In the same breath that the new policy talks about the target-free approach, it talks of a new Reproductive and Child Health (RCH) package, which shall replace earlier mechanisms. The essential coercive content of the family planning programme has, thus, been kept intact. As the name itself suggests, the concerns are with reproduction and not health. The gaze of the programme is still firmly fixed at women as targets.

Nomenclature notwithstanding, the new policy carries within it the basic core of earlier policies, which made them unacceptable to large sections of women in this country. Women need access to family planning services because of their own health needs. But such access has to ensure that women have a choice and that women are in a position to make decisions.
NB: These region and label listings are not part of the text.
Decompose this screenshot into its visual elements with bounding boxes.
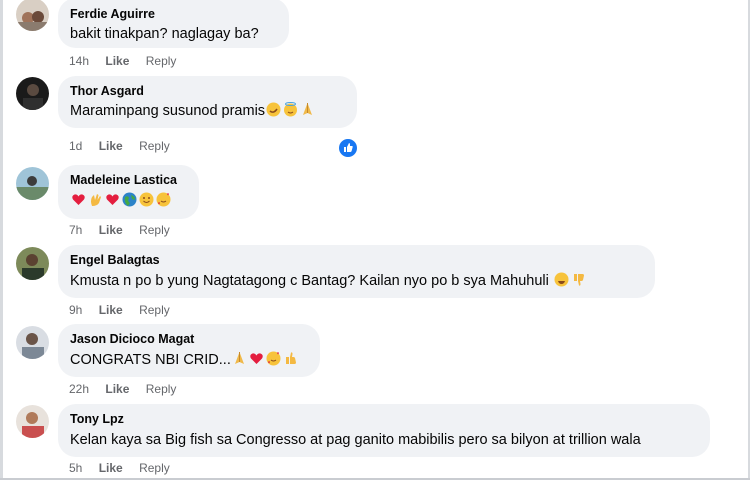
comment-text: CONGRATS NBI CRID... (70, 351, 308, 370)
comment-meta: 1d Like Reply (69, 139, 183, 153)
heart-emoji (249, 351, 264, 366)
comment-author[interactable]: Ferdie Aguirre (70, 7, 277, 22)
heart-emoji (105, 192, 120, 207)
avatar[interactable] (16, 326, 49, 359)
innocent-emoji (283, 102, 298, 117)
pray-emoji (300, 102, 315, 117)
comment-time[interactable]: 9h (69, 303, 82, 317)
thumbs-up-emoji (283, 351, 298, 366)
comment-time[interactable]: 14h (69, 54, 89, 68)
comment-meta: 9h Like Reply (69, 303, 183, 317)
like-button[interactable]: Like (99, 461, 123, 475)
comment-bubble: Jason Dicioco Magat CONGRATS NBI CRID... (58, 324, 320, 377)
comment-author[interactable]: Engel Balagtas (70, 253, 643, 268)
comment-author[interactable]: Thor Asgard (70, 84, 345, 99)
reply-button[interactable]: Reply (146, 54, 177, 68)
comment-author[interactable]: Tony Lpz (70, 412, 698, 427)
comment-text: Kelan kaya sa Big fish sa Congresso at p… (70, 432, 641, 448)
thumbs-down-emoji (571, 272, 586, 287)
wave-emoji (88, 192, 103, 207)
avatar[interactable] (16, 77, 49, 110)
avatar[interactable] (16, 247, 49, 280)
avatar[interactable] (16, 0, 49, 31)
smile-emoji (139, 192, 154, 207)
heart-emoji (71, 192, 86, 207)
comment-text: Maraminpang susunod pramis (70, 102, 345, 121)
globe-emoji (122, 192, 137, 207)
reply-button[interactable]: Reply (139, 461, 170, 475)
comment-meta: 22h Like Reply (69, 382, 189, 396)
like-reaction-icon[interactable] (337, 137, 359, 159)
comment-bubble: Engel Balagtas Kmusta n po b yung Nagtat… (58, 245, 655, 298)
window-edge-left (0, 0, 3, 480)
reply-button[interactable]: Reply (139, 303, 170, 317)
reply-button[interactable]: Reply (139, 223, 170, 237)
comment-text: Kmusta n po b yung Nagtatagong c Bantag?… (70, 272, 643, 291)
comment-time[interactable]: 22h (69, 382, 89, 396)
like-button[interactable]: Like (99, 139, 123, 153)
comment-author[interactable]: Jason Dicioco Magat (70, 332, 308, 347)
comment-meta: 7h Like Reply (69, 223, 183, 237)
reply-button[interactable]: Reply (139, 139, 170, 153)
grin-emoji (554, 272, 569, 287)
heart-face-emoji (156, 192, 171, 207)
comment-bubble: Tony Lpz Kelan kaya sa Big fish sa Congr… (58, 404, 710, 457)
like-button[interactable]: Like (99, 223, 123, 237)
comment-bubble: Thor Asgard Maraminpang susunod pramis (58, 76, 357, 128)
reply-button[interactable]: Reply (146, 382, 177, 396)
like-button[interactable]: Like (105, 382, 129, 396)
rofl-emoji (266, 102, 281, 117)
comment-bubble: Madeleine Lastica (58, 165, 199, 219)
heart-face-emoji (266, 351, 281, 366)
avatar[interactable] (16, 405, 49, 438)
like-button[interactable]: Like (105, 54, 129, 68)
comment-text: bakit tinakpan? naglagay ba? (70, 26, 259, 42)
comment-time[interactable]: 1d (69, 139, 82, 153)
comment-text (70, 192, 187, 211)
comment-meta: 14h Like Reply (69, 54, 189, 68)
like-button[interactable]: Like (99, 303, 123, 317)
pray-emoji (232, 351, 247, 366)
comment-time[interactable]: 5h (69, 461, 82, 475)
comment-meta: 5h Like Reply (69, 461, 183, 475)
comment-time[interactable]: 7h (69, 223, 82, 237)
comment-bubble: Ferdie Aguirre bakit tinakpan? naglagay … (58, 0, 289, 48)
avatar[interactable] (16, 167, 49, 200)
comment-author[interactable]: Madeleine Lastica (70, 173, 187, 188)
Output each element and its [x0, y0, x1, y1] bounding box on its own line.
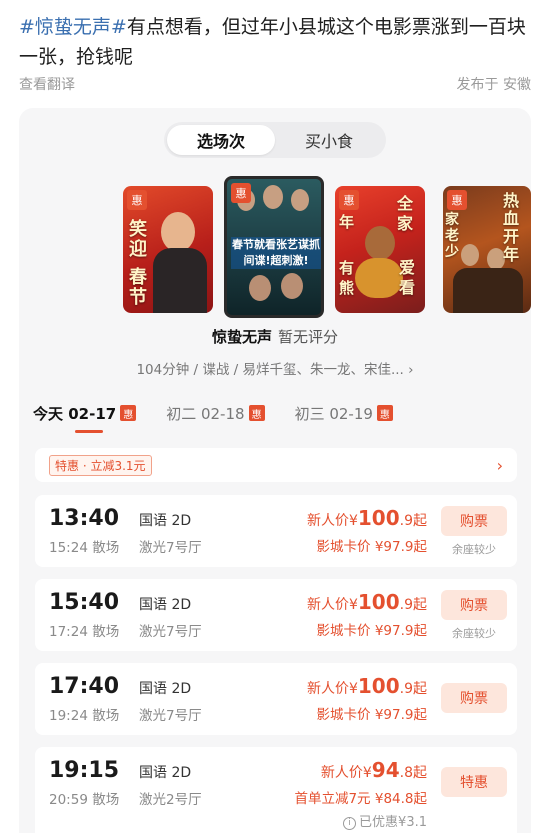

In order for a policy to center-stage women's concerns and needs, it should revolve around a package that addresses women's health in all its dimensions and not just their wombs. Women need access to contraceptive methods and information about their effects on their bodies. For this to happen contraception must form part of a comprehensive health package.

A few districts in the country have already embraced the target free approach. But such an approach, unless it is willing to shed the paternalistic baggage of earlier policies, is likely to flounder. Already doubts are being expressed by administrators about the feasibility of the new approach. Evidently, the notion that population growth can be arrested only by forcing people to adopt technologies decided upon by a few wise men is current among a lot of programme implementors. In the absence of unambiguous signals from the top, the estimated 250,000 personnel involved in family planning activities will find it difficult to internalise even the limited shift in emphasis that is being proposed. Complaints from the field suggest that even today workers have to function with targets. In fact, in some states, these lower level workers complain that no one has officially informed them that targets are no more.